Moses’ brother-in-law; son of Reuel (Jethro) and a Midianite, of the tribe of Kenites. (Num. 10:29; Ex. 3:1; Judg. 1:16) When the time came for the Israelites to move from the region of Mount Sinai toward the Promised Land, Moses requested that Hobab accompany them so as to serve as “eyes” or as a scout for the nation because of his familiarity with the area. Although Hobab declined at first, apparently he did accompany the Israelites, for his descendants, the Kenites, took up dwelling in the wilderness of Judah to the S of Arad and are mentioned as still living in that area in the time of Saul and David.—Num. 10:29-32; Judg. 1:16; 1 Sam. 15:6; 27:10; 30:26, 29.
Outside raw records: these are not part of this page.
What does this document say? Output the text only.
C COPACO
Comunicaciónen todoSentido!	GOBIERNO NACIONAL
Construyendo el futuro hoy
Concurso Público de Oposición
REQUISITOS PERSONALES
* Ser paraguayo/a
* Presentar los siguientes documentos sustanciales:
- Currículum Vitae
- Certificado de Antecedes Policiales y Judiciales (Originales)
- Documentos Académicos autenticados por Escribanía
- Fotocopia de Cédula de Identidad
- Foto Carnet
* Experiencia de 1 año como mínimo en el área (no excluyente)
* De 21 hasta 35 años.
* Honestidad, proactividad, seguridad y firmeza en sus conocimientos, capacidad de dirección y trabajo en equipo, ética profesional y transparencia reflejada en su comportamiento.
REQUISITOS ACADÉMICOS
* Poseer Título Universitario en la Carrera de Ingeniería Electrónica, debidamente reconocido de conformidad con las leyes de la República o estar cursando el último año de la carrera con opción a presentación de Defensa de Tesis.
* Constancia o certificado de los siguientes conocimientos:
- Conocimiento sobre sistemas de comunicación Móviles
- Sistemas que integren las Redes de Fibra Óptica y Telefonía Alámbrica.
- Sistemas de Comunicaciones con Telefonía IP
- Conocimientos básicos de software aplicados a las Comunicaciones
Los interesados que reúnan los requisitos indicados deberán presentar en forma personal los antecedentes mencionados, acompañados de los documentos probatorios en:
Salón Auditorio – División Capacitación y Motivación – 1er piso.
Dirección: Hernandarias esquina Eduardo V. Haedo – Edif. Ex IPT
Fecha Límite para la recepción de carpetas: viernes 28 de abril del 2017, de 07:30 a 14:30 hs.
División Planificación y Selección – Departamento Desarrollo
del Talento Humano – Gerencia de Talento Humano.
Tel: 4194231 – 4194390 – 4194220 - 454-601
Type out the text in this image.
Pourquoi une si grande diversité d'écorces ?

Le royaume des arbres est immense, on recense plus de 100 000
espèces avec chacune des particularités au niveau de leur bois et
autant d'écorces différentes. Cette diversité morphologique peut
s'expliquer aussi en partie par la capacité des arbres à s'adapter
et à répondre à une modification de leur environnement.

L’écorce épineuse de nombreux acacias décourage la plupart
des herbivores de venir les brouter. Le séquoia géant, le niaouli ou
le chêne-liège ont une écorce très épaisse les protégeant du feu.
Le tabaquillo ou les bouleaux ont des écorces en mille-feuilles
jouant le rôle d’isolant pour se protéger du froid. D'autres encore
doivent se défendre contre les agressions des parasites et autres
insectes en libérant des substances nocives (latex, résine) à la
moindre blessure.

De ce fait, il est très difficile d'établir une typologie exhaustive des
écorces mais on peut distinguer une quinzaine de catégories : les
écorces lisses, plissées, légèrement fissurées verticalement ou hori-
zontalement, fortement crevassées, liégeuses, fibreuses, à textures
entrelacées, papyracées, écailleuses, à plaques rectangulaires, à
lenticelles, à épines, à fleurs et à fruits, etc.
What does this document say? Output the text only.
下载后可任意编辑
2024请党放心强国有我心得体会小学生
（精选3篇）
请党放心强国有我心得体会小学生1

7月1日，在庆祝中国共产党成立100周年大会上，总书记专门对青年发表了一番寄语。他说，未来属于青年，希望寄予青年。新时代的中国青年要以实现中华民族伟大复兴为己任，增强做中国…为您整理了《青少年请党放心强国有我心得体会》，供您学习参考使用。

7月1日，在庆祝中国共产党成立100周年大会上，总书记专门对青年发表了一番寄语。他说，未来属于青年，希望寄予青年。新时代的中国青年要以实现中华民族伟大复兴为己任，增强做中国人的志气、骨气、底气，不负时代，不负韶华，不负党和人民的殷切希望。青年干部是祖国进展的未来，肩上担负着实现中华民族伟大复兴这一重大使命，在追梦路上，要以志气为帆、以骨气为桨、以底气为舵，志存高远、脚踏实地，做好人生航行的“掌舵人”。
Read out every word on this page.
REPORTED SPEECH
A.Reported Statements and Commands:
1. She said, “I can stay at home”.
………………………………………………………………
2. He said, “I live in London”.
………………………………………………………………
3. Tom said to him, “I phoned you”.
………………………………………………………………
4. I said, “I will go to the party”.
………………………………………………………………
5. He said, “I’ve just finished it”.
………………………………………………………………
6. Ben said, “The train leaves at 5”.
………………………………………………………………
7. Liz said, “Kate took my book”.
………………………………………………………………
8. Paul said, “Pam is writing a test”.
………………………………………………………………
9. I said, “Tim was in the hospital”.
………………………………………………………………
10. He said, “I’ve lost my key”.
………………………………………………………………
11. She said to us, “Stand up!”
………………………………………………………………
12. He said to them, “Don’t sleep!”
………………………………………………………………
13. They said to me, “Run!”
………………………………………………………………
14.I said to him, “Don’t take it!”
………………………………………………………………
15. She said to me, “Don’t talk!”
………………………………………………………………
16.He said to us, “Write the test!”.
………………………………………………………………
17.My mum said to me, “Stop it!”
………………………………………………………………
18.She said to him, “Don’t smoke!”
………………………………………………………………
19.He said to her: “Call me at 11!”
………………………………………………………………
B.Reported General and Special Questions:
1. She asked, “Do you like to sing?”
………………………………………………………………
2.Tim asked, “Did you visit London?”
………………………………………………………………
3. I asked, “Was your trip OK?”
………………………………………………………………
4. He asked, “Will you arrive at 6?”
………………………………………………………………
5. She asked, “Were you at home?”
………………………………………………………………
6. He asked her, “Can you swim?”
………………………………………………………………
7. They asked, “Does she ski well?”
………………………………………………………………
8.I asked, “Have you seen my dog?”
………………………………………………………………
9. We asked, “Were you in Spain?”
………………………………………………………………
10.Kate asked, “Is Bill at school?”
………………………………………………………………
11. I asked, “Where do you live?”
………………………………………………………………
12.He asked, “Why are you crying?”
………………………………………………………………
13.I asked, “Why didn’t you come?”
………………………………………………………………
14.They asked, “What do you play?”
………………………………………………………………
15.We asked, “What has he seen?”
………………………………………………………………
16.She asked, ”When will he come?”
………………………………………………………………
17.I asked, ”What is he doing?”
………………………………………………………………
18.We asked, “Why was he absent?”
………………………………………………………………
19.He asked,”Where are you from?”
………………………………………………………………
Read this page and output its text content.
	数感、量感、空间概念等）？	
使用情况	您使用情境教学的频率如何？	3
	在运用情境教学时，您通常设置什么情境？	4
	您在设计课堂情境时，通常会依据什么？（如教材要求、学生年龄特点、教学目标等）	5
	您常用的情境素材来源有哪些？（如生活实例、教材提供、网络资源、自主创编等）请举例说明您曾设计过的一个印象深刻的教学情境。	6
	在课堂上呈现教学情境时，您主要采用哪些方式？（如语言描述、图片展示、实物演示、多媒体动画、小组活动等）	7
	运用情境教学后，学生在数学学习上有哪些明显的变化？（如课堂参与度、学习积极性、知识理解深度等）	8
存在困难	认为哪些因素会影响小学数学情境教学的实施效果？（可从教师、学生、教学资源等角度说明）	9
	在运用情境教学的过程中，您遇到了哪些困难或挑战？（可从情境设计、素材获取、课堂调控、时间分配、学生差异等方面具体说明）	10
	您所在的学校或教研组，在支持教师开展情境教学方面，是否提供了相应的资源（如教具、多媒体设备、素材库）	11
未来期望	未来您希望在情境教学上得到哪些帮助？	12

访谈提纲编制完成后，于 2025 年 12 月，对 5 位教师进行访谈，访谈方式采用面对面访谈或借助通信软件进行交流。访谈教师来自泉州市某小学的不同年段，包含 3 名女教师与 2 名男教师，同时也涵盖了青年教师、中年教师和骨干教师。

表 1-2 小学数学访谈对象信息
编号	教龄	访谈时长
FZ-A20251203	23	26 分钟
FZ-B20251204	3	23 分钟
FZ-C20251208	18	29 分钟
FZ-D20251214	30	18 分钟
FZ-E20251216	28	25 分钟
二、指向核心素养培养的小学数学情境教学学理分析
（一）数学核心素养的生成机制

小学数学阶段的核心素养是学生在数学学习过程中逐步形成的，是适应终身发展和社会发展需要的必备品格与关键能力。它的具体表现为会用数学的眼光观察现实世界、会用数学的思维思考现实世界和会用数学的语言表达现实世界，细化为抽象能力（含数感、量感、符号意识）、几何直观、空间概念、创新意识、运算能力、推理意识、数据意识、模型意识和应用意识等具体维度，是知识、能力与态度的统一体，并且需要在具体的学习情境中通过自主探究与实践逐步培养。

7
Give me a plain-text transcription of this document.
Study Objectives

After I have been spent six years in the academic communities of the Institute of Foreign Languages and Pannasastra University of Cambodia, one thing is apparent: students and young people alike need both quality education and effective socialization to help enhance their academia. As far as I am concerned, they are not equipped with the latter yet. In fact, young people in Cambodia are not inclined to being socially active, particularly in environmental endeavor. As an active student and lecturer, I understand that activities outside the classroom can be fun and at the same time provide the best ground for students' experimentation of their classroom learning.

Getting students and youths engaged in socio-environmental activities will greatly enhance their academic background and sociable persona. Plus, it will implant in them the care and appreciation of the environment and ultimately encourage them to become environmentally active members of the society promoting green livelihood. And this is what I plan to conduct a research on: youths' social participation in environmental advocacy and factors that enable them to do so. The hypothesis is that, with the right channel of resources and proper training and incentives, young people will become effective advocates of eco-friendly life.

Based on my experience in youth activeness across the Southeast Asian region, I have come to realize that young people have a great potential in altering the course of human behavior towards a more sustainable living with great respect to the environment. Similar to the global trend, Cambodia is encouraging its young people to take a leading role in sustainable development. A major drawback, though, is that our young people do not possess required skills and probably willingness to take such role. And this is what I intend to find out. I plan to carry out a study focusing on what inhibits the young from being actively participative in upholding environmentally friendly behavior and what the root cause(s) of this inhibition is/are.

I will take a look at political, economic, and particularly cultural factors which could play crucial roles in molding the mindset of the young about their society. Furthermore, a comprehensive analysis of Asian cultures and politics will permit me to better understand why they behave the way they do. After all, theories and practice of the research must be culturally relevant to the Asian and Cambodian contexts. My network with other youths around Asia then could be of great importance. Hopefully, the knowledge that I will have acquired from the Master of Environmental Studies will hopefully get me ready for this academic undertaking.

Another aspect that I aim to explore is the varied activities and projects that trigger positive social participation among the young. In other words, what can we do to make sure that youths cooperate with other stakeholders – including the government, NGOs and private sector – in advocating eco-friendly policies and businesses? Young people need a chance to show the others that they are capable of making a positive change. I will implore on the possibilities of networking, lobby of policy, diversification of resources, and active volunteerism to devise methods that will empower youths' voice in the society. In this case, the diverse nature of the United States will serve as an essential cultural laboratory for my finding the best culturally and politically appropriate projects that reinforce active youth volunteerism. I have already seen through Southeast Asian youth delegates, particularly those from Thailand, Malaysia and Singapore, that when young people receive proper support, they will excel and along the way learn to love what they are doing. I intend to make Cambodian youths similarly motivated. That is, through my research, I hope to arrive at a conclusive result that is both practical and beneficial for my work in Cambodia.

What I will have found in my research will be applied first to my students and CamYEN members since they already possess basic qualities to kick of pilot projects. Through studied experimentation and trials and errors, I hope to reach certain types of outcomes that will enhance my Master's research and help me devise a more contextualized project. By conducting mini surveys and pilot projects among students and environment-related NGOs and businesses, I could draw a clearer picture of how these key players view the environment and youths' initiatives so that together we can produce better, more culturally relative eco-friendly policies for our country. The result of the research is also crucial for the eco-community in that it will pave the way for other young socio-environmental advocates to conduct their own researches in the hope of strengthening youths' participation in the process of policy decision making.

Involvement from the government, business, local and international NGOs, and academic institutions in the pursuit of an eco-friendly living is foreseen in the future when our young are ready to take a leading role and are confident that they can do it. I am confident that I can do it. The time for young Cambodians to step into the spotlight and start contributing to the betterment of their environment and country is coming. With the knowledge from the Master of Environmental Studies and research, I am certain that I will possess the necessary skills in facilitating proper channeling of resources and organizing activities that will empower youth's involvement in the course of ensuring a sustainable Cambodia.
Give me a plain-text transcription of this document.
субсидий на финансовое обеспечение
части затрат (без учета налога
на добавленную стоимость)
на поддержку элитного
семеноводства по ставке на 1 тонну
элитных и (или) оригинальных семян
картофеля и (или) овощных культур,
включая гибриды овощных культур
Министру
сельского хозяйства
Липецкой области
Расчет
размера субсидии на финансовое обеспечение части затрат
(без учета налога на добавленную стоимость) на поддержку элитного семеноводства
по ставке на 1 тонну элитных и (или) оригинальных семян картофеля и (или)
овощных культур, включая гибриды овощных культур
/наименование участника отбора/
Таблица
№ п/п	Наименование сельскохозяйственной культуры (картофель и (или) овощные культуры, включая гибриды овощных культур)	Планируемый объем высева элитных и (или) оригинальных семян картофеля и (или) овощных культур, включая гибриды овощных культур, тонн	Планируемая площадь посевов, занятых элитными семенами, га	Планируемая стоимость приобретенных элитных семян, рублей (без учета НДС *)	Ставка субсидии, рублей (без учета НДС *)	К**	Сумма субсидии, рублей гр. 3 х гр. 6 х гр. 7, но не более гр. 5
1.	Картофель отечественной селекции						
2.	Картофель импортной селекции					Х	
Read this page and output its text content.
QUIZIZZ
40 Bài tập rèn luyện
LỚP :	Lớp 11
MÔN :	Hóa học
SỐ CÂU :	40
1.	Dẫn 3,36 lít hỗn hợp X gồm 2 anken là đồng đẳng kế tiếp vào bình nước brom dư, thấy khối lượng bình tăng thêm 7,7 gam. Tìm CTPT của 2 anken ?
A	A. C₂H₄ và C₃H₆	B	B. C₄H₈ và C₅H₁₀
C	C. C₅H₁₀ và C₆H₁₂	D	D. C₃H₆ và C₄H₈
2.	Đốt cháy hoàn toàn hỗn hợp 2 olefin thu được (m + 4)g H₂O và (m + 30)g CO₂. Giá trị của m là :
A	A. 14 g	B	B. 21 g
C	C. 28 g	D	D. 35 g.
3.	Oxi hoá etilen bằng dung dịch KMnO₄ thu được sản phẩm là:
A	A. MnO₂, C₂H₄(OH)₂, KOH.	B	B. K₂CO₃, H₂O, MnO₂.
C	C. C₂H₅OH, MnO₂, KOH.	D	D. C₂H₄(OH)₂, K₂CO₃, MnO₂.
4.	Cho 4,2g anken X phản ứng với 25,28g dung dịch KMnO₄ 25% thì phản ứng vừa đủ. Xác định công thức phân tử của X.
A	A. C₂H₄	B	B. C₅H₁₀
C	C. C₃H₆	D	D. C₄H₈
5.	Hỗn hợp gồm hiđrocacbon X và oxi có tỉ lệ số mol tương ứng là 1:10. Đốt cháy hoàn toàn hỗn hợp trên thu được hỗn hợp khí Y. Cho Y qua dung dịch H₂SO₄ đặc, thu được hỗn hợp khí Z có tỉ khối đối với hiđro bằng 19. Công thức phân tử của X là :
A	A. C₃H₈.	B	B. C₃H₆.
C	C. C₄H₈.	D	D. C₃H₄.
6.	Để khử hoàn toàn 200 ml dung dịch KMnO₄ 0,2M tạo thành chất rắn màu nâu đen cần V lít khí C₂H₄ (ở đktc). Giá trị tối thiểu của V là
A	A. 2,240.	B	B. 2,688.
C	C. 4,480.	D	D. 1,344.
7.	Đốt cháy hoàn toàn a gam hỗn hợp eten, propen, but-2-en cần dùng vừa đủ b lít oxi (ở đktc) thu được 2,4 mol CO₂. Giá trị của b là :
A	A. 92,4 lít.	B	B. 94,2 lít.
The Hebrew text of Judges 4:11, however, identifies Hobab as the father-in-law of Moses. In the New World Translation this text is rendered according to what the original Hebrew says, speaking of “the sons of Hobab, whose son-in-law Moses was.” Its rendering is in agreement with the quite literal translations by Dr. Robert Young, by J. B. Rotherham and by J. N. Darby, as well as those of the Jewish Publication Society, James Moffatt and An American Translation. So the one name, Hobab, may designate two separate individuals, namely, Moses’ father-in-law as well as his brother-in-law. That this is not out of the question is seen by the fact that more than one name is assigned to Moses’ father-in-law.—Compare Exodus 2:16-22; 3:1.
On the other hand, if Hobab was indeed only the name of the son of Reuel and hence was the name of only the brother-in-law of Moses, then the reference to Hobab as being Moses’ father-in-law must mean that Hobab was viewed as the representative of his father Reuel, who was, in that case, likely then dead.—See JETHRO; KENITE.